The Court of Appeal has affirmed the decision of the High Court of Lagos State awarding N5 million as general damages for libel to a former deputy governor of Imo State, Sir Jude Agbaso against Prince Marshal Okafor Anyanwu, a former Imo State Chairman of All Progressives Grand Alliance (APGA).
Agbaso, who was impeached as deputy governor of Imo State in March 2013, had filed an action in the Lagos State High Court through his lawyers, Auxano Law, claiming damages for a publication in the Daily Sun newspaper signed by Okafor-Anyanwu wherein allegations of corruption were made against Agbaso. Agbaso contended that the allegations were false and were only used as pretext to remove him from office.
In his defence, Okafor-Anyanwu argued that although he signed the publication, it should be taken as a publication of APGA which he merely wrote in his capacity as State Chairman. He argued that it was rather APGA that should be liable for the libel especially when Agbaso did not prove that he was the person who paid the Daily Sun for the advertorial.
In the judgment delivered on 31st May, 2018, Justice I. O. Harrison of the Lagos High Court held that Okafor-Anyanwu defamed Agbaso by the publication and ordered him to write a letter of apology to Agbaso within 7 days of the judgment, pay N5 million as general damages, publish retractions in the Daily Sun, The Nation and Punch on a Sunday, Wednesday and Saturday consecutively, and also pay costs of N100,000 to Agbaso.

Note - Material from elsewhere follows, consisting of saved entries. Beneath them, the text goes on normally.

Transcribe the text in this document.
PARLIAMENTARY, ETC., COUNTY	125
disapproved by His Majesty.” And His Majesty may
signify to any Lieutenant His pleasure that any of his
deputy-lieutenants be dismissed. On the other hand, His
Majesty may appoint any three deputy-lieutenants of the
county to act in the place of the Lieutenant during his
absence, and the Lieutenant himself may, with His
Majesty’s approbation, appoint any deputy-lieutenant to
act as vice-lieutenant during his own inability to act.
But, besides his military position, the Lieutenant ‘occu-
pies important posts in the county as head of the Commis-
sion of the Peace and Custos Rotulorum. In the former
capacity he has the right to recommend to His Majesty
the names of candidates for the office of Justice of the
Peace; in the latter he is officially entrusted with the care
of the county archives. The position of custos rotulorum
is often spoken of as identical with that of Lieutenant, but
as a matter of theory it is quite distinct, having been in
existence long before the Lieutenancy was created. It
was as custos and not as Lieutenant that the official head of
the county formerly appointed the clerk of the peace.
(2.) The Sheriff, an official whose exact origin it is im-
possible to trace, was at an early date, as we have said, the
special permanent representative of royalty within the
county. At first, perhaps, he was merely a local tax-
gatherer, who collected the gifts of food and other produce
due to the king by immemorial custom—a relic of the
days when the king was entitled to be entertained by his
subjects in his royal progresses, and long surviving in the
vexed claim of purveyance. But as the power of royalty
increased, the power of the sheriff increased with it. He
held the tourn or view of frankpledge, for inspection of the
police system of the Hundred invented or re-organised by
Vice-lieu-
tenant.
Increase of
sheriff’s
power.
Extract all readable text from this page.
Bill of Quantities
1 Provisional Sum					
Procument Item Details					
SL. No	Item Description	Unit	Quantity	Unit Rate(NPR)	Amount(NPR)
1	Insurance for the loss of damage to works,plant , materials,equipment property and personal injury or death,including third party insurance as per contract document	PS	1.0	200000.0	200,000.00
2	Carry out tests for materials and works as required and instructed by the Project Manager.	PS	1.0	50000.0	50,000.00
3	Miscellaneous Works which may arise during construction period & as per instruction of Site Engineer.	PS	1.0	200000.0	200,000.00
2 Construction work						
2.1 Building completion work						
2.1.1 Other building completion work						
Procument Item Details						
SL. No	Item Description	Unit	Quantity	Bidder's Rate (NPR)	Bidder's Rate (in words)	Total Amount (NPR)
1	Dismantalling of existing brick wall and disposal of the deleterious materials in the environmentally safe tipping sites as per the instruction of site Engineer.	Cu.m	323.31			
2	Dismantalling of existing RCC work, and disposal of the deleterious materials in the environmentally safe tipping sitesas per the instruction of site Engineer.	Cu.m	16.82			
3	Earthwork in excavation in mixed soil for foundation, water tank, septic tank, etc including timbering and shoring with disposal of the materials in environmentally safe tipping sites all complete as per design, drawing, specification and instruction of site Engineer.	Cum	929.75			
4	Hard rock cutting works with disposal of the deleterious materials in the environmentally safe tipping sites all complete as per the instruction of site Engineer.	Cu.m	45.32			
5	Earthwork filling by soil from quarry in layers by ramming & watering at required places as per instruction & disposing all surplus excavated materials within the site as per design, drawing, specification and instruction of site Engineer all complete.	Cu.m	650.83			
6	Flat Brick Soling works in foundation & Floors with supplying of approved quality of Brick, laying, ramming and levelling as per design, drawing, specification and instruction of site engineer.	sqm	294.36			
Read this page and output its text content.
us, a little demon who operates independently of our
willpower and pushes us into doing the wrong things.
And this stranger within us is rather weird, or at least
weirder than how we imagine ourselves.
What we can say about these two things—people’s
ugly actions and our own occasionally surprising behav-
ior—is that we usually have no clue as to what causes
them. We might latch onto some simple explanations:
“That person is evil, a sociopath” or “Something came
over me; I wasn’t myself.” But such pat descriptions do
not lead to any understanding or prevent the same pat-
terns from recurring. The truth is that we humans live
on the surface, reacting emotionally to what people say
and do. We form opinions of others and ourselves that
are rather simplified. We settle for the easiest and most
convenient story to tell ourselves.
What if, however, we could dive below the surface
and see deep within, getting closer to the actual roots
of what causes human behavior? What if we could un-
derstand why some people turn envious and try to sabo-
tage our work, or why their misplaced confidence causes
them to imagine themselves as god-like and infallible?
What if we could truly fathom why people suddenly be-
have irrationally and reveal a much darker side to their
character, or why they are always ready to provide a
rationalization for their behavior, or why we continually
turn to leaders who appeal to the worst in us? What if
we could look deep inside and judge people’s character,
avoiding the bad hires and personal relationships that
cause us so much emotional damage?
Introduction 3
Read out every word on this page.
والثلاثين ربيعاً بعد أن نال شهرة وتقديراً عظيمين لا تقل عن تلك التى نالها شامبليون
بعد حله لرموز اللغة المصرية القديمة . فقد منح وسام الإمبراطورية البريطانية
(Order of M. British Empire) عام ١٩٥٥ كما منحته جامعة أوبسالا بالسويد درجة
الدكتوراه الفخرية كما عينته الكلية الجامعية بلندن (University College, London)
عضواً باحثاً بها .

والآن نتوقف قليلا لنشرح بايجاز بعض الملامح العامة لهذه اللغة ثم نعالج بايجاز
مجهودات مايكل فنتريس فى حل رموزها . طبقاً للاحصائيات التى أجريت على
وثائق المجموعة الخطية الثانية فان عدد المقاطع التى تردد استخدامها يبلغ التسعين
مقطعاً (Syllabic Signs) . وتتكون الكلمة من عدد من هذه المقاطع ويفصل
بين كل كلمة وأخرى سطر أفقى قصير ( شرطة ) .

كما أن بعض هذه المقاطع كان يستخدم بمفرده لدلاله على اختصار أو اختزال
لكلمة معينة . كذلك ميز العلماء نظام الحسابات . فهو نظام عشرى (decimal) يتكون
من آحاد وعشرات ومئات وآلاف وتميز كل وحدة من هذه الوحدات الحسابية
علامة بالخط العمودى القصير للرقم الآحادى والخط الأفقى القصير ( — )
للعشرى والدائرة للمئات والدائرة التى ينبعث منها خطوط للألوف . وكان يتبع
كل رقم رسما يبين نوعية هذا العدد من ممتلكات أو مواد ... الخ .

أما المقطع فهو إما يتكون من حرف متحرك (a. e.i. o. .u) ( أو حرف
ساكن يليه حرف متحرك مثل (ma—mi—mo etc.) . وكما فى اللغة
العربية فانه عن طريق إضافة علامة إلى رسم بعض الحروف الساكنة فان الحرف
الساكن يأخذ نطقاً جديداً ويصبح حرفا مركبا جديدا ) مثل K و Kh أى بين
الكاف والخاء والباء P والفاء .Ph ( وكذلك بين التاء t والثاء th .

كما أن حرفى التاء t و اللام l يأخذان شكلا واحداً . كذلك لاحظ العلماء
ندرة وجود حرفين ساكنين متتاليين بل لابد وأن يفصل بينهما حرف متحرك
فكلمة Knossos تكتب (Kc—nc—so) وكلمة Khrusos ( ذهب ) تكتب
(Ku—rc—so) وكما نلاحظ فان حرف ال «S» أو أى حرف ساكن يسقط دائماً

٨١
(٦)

But Okafor-Anyanwu appealed to the Court of Appeal, Lagos Division against the judgment, contending that the lower court was wrong to have held him liable for libel when he only signed the newspaper publication in his capacity as Imo State chairman of APGA and when it was not shown that he paid for the publication.
Agbaso’s lawyer, Mr. Chijioke Emeka, SAN of Auxano Law contended that Agbaso was free to choose who to sue among several tortfeasors responsible for the malicious publication and that Agbaso had rightly chosen to sue the author of the defamatory material.
He contended that proof of payment for publication is not a requirement for success in a libel claim as even a mere vendor or bookseller can be held liable for his publication of a defamatory material.
In its judgment, a special panel of the Court of Appeal constituted by Justices Abimbola Obaseki-Adejumo, Abubakar Talba and Abdullahi Bayero, dismissed Okafor-Anyanwu’s appeal and unanimously upheld the decision of the trial court.
The court reaffirmed that Okafor-Anyanwu was rightly held liable for defaming Agbaso with the advertorial which he authored, even though APGA was not sued as a party.